Currently, Legion (the underlying tech that Legate is based on) splits its memory reservations between two pools: the "deferred" pool, used for allocating objects with size that's known ahead of time, e.g. most cuNumeric ndarrays (whose shape is known at creation time, even if their content is the result of some computation), and the "eager" pool, used for allocating scratch memory for tasks, and arrays produced by operations whose output size is data-dependent, e.g. np.unique.

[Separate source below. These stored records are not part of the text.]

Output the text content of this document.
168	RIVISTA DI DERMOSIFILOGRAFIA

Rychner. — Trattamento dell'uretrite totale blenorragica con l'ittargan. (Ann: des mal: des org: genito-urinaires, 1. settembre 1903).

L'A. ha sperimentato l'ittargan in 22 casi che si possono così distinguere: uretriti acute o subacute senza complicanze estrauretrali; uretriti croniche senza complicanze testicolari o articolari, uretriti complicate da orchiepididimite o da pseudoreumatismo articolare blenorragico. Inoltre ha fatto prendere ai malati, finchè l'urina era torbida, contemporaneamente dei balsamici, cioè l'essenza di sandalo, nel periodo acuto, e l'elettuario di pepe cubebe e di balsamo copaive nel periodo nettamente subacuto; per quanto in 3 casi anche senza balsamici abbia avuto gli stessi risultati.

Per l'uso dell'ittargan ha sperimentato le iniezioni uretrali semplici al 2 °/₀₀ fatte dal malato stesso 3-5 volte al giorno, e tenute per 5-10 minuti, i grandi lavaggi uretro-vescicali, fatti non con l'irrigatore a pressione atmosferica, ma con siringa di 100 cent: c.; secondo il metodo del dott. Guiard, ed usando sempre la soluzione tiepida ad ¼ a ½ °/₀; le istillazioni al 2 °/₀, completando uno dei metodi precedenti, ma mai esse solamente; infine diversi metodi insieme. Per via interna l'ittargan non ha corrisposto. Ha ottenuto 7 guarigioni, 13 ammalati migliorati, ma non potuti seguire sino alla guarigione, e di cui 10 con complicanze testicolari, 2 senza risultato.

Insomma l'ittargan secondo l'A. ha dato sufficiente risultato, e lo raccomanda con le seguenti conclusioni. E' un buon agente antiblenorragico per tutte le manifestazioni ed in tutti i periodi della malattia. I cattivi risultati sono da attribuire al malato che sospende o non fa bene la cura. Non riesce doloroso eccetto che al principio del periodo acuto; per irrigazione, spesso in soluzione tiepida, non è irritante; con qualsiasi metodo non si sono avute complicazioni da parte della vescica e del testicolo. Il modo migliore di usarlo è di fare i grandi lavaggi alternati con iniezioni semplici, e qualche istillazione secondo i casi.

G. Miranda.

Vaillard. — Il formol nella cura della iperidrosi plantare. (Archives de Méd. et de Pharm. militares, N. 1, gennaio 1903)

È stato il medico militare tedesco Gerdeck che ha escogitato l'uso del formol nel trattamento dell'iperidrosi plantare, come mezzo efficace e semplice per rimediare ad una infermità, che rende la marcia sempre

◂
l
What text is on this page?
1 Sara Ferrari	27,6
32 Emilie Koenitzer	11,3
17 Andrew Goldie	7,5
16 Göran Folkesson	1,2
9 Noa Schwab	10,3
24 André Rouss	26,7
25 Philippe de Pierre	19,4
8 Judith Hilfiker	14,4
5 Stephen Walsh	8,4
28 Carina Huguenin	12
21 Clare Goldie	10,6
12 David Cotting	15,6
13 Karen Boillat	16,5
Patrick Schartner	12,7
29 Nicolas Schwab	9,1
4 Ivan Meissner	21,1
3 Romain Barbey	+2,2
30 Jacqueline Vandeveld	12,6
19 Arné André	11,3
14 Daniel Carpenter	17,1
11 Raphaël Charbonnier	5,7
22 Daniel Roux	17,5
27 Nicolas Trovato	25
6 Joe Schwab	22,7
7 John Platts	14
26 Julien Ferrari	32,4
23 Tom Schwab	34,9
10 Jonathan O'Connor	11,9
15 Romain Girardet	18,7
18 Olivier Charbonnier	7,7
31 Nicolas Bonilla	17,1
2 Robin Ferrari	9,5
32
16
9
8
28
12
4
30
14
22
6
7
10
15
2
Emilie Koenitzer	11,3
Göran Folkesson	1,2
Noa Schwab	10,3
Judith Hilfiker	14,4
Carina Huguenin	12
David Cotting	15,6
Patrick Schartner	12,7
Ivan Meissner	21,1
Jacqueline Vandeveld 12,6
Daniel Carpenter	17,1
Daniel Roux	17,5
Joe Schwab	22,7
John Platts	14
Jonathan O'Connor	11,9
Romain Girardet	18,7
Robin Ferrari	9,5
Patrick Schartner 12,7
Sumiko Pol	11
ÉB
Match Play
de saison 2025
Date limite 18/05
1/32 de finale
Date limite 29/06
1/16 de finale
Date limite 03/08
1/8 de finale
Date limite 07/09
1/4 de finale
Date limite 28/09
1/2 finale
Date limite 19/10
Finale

--eager-alloc-percentage controls the split between these two pools. A value of 1 (1% allocated to eager pool) is safe if the code isn't using operations like np.unique. Setting it to 0 isn't going to make a real difference, and might cause operations that need a small intermediate value to fail.

We are working to remove this separation of pools, so hopefully this flag won't be relevant in the near future.

s769 commented 1 month ago

Thank you for your reply. After some additional testing, I found something interesting:

Earlier, I was not passing the --launcher mpirun option explicitly as I thought it was the default. When I added that to my run command, the memory usage output seemed to work properly, and the --mem-usage flag was also showing this.

I am trying out the cholesky.py example code for cunumeric. When I run it for bigger matrices, I get this error

numpy.linalg.LinAlgError: Matrix is not positive definite

which I found to be weird since I believe the example uses the identity matrix as the test case. I'm not sure if this has to do with my value for --eager-alloc-percentage either.

As another note, the cholesky.py example shows the factorization but not the triangular solve. Is the np.linalg.solve method of cunumeric configured to use the factored matrix automatically?

(if the follow-up questions regarding cholesky.py are off-topic, I can make another thread for it).